① Coating appearance: The coating layer should be uniform, smooth, dense, and free of abnormal phenomena such as peeling, cracking, and peeling. The surface should be smooth, shiny, dense, dust-free, and non foaming. The substrate should not deform, expand freely, and not produce cracks.

② The abrasive used for sandblasting must be clean, dry, free of oil stains, and have uniform particle size.

③ After sandblasting, the wear of the pipe should not exceed 0.08mm, and there should be no obvious pitting, rust, slag or other adhesion on the surface. The pipe must be completely exposed to metallic luster.

④ Coating thickness: The following measures are taken to control the thickness of the coating for defects in use: firstly, it is required to supervise the construction personnel to strictly follow the operating specifications during the operation process; The second is to control the coating thickness through the consumption of coating materials; The third is to operate according to the preset parameters before construction, and measure and inspect the coating sample or on-site sample with a caliper; Fourthly, after sandblasting the metal surface, a portable coating thickness gauge is first used to measure the thickness δ 1 at a large number of points.
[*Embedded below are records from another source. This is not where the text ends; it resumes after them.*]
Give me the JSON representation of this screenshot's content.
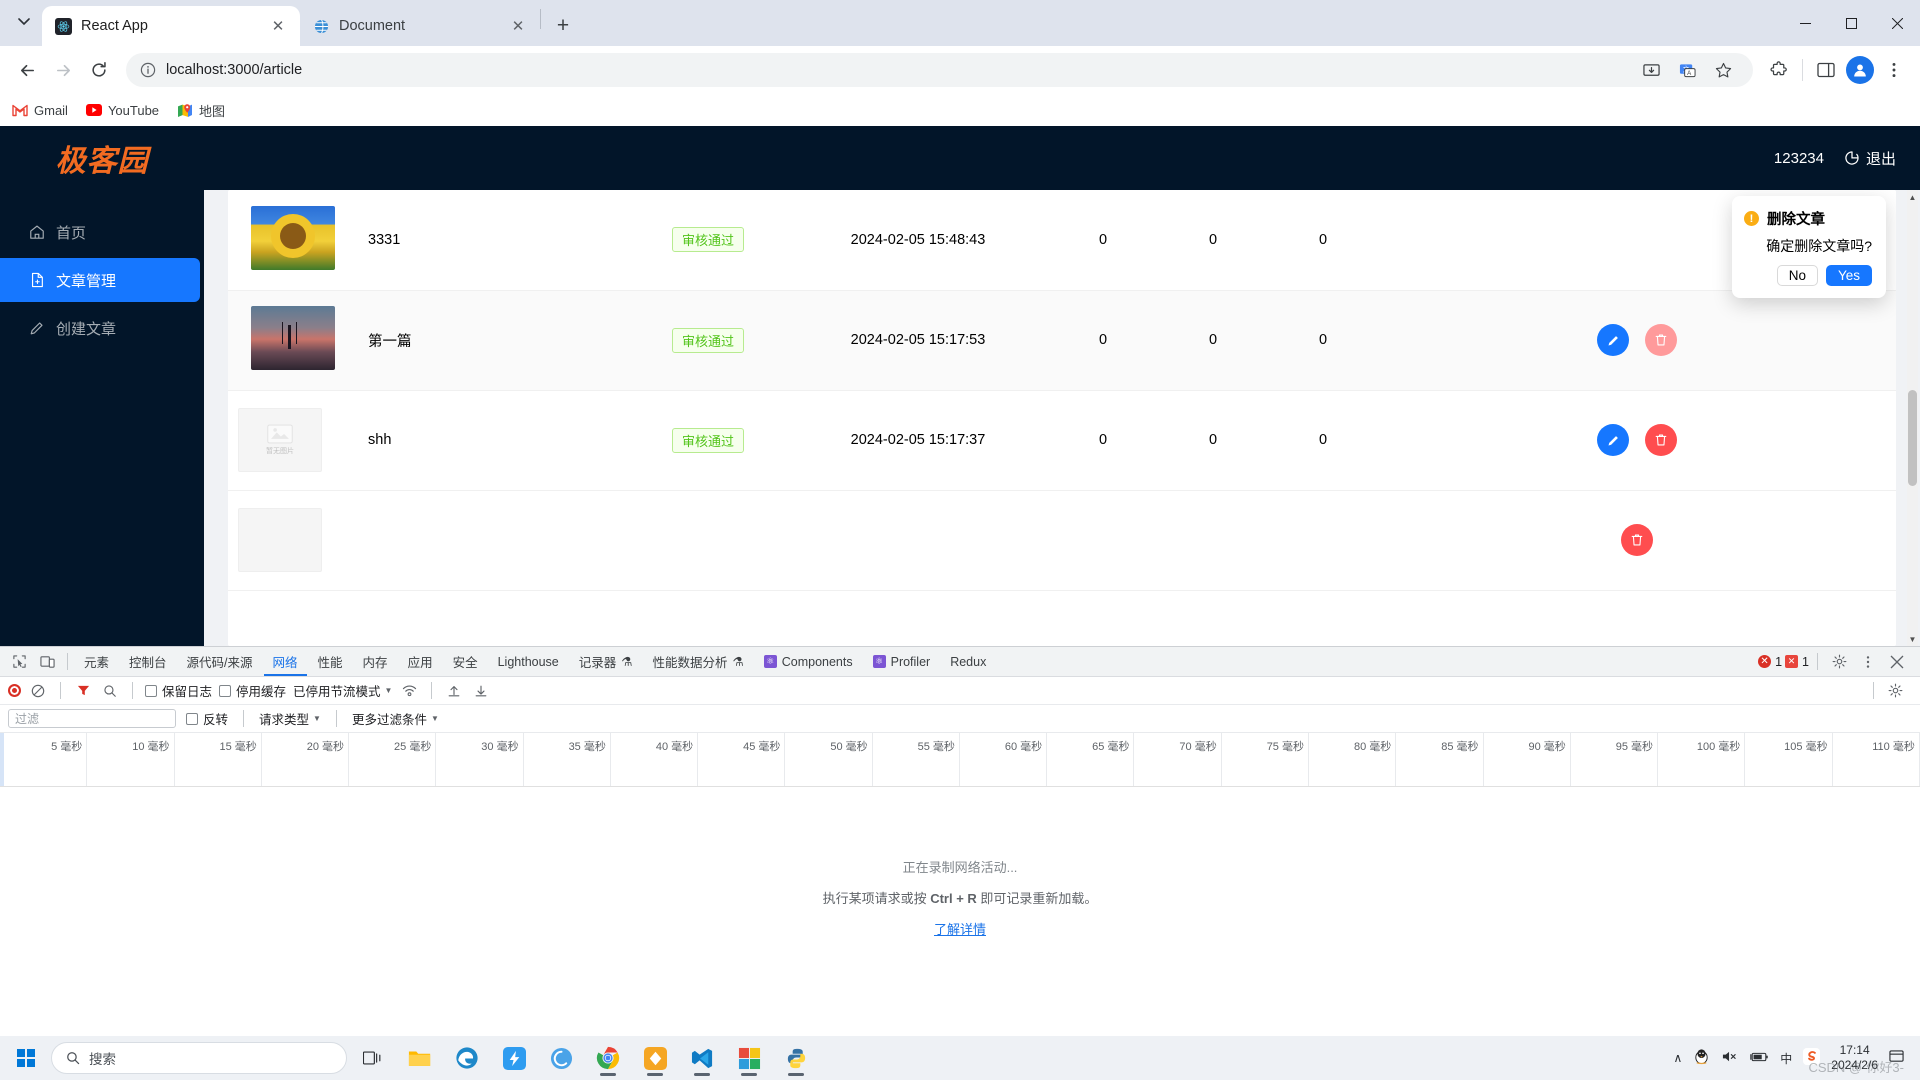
{
  "browser": {
    "tabs": [
      {
        "title": "React App",
        "favicon": "react-icon",
        "active": true
      },
      {
        "title": "Document",
        "favicon": "globe-icon",
        "active": false
      }
    ],
    "new_tab_label": "+",
    "address": "localhost:3000/article",
    "nav": {
      "back": "←",
      "forward": "→",
      "reload": "↻"
    },
    "window_controls": {
      "minimize": "–",
      "maximize": "❐",
      "close": "✕"
    },
    "bookmarks": [
      {
        "label": "Gmail",
        "icon": "gmail-icon"
      },
      {
        "label": "YouTube",
        "icon": "youtube-icon"
      },
      {
        "label": "地图",
        "icon": "maps-icon"
      }
    ]
  },
  "app": {
    "logo": "极客园",
    "username": "123234",
    "logout_label": "退出",
    "sidebar": [
      {
        "label": "首页",
        "icon": "home-icon",
        "active": false
      },
      {
        "label": "文章管理",
        "icon": "document-icon",
        "active": true
      },
      {
        "label": "创建文章",
        "icon": "pencil-icon",
        "active": false
      }
    ],
    "table": {
      "rows": [
        {
          "thumb": "sunflower",
          "title": "3331",
          "status": "审核通过",
          "date": "2024-02-05 15:48:43",
          "reads": "0",
          "comments": "0",
          "likes": "0",
          "alt": false
        },
        {
          "thumb": "palm-sunset",
          "title": "第一篇",
          "status": "审核通过",
          "date": "2024-02-05 15:17:53",
          "reads": "0",
          "comments": "0",
          "likes": "0",
          "alt": true
        },
        {
          "thumb": "no-image",
          "title": "shh",
          "status": "审核通过",
          "date": "2024-02-05 15:17:37",
          "reads": "0",
          "comments": "0",
          "likes": "0",
          "alt": false
        }
      ],
      "no_image_label": "暂无图片",
      "edit_icon": "pencil-icon",
      "delete_icon": "trash-icon"
    },
    "popover": {
      "title": "删除文章",
      "message": "确定删除文章吗?",
      "no_label": "No",
      "yes_label": "Yes",
      "warn_glyph": "!"
    }
  },
  "devtools": {
    "tabs": [
      {
        "label": "元素",
        "active": false
      },
      {
        "label": "控制台",
        "active": false
      },
      {
        "label": "源代码/来源",
        "active": false
      },
      {
        "label": "网络",
        "active": true
      },
      {
        "label": "性能",
        "active": false
      },
      {
        "label": "内存",
        "active": false
      },
      {
        "label": "应用",
        "active": false
      },
      {
        "label": "安全",
        "active": false
      },
      {
        "label": "Lighthouse",
        "active": false
      },
      {
        "label": "记录器",
        "active": false,
        "suffix": "⚗"
      },
      {
        "label": "性能数据分析",
        "active": false,
        "suffix": "⚗"
      }
    ],
    "ext_tabs": [
      {
        "label": "Components",
        "icon": "react-icon"
      },
      {
        "label": "Profiler",
        "icon": "react-icon"
      },
      {
        "label": "Redux",
        "icon": ""
      }
    ],
    "error_count": "1",
    "warning_count": "1",
    "toolbar": {
      "record_title": "record",
      "clear_title": "clear",
      "preserve_log": "保留日志",
      "disable_cache": "停用缓存",
      "throttle": "已停用节流模式"
    },
    "filterbar": {
      "filter_placeholder": "过滤",
      "invert": "反转",
      "request_type": "请求类型",
      "more_filters": "更多过滤条件"
    },
    "ruler_ticks": [
      "5 毫秒",
      "10 毫秒",
      "15 毫秒",
      "20 毫秒",
      "25 毫秒",
      "30 毫秒",
      "35 毫秒",
      "40 毫秒",
      "45 毫秒",
      "50 毫秒",
      "55 毫秒",
      "60 毫秒",
      "65 毫秒",
      "70 毫秒",
      "75 毫秒",
      "80 毫秒",
      "85 毫秒",
      "90 毫秒",
      "95 毫秒",
      "100 毫秒",
      "105 毫秒",
      "110 毫秒"
    ],
    "empty_state": {
      "line1": "正在录制网络活动...",
      "line2_a": "执行某项请求或按 ",
      "line2_key": "Ctrl + R",
      "line2_b": " 即可记录重新加载。",
      "link": "了解详情"
    }
  },
  "taskbar": {
    "search_placeholder": "搜索",
    "apps": [
      {
        "name": "task-view-icon"
      },
      {
        "name": "file-explorer-icon"
      },
      {
        "name": "edge-icon"
      },
      {
        "name": "thunder-icon"
      },
      {
        "name": "app-blue-icon"
      },
      {
        "name": "chrome-icon"
      },
      {
        "name": "diamond-icon"
      },
      {
        "name": "vscode-icon"
      },
      {
        "name": "grid-app-icon"
      },
      {
        "name": "python-icon"
      }
    ],
    "tray": {
      "chevron": "∧",
      "qq": "qq-icon",
      "volume": "volume-muted-icon",
      "battery": "battery-icon",
      "ime": "中",
      "sogou": "S"
    },
    "time": "17:14",
    "date": "2024/2/6",
    "watermark": "CSDN @-你好3-"
  },
  "colors": {
    "accent": "#1677ff",
    "brand": "#f26b21",
    "header_bg": "#021529",
    "success": "#52c41a",
    "danger": "#ff4d4f"
  }
}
Then, after the hot coating is completed and before sealing the hole, the thickness δ 2 of the pipe wall is measured at points, and the numbers are slightly corrected. The difference between the two average values is the coating thickness.

⑤ Coating adhesion strength (coating and substrate): Use a special puller to inspect the coating layer, and make longitudinal and transverse stripe marks in the shape of "#" on the coating layer to observe whether there is chip like peeling. During installation, friction with the bracket must not cause detachment or peeling.

⑥ After sales service: Arrive at the scene within 48 hours of discovering problems, and perform maintenance work at any time during minor repairs.

5、 The effect of nano silicon crystal adhesive after use

1. Improved the anti-corrosion, wear and oxidation life of the boiler;

2. Enhanced the operational capability of the boiler;

3. Due to the decrease in furnace temperature and the lower surface energy of nano silicon gel, large-scale corrosion of boiler water-cooled walls is prevented;

4. Avoiding the occurrence rate of boiler pipe deformation and rupture caused by the alternating cold and hot conditions during the operation of hydraulic soot blowing, and improving the safety and reliability of boiler operation;

5. Increased the adaptability of the boiler to the medium, improved the economic efficiency of boiler operation, and reduced the production cost of boiler operation.

6. Effectively reduce the generation of thermal NOx (about 5%).

7. The increase in heat absorption of the boiler after coating can improve boiler efficiency by more than 1%.

8. The decrease in flue gas temperature of the boiler leads to a corresponding reduction in power consumption of equipment such as the boiler induced draft fan.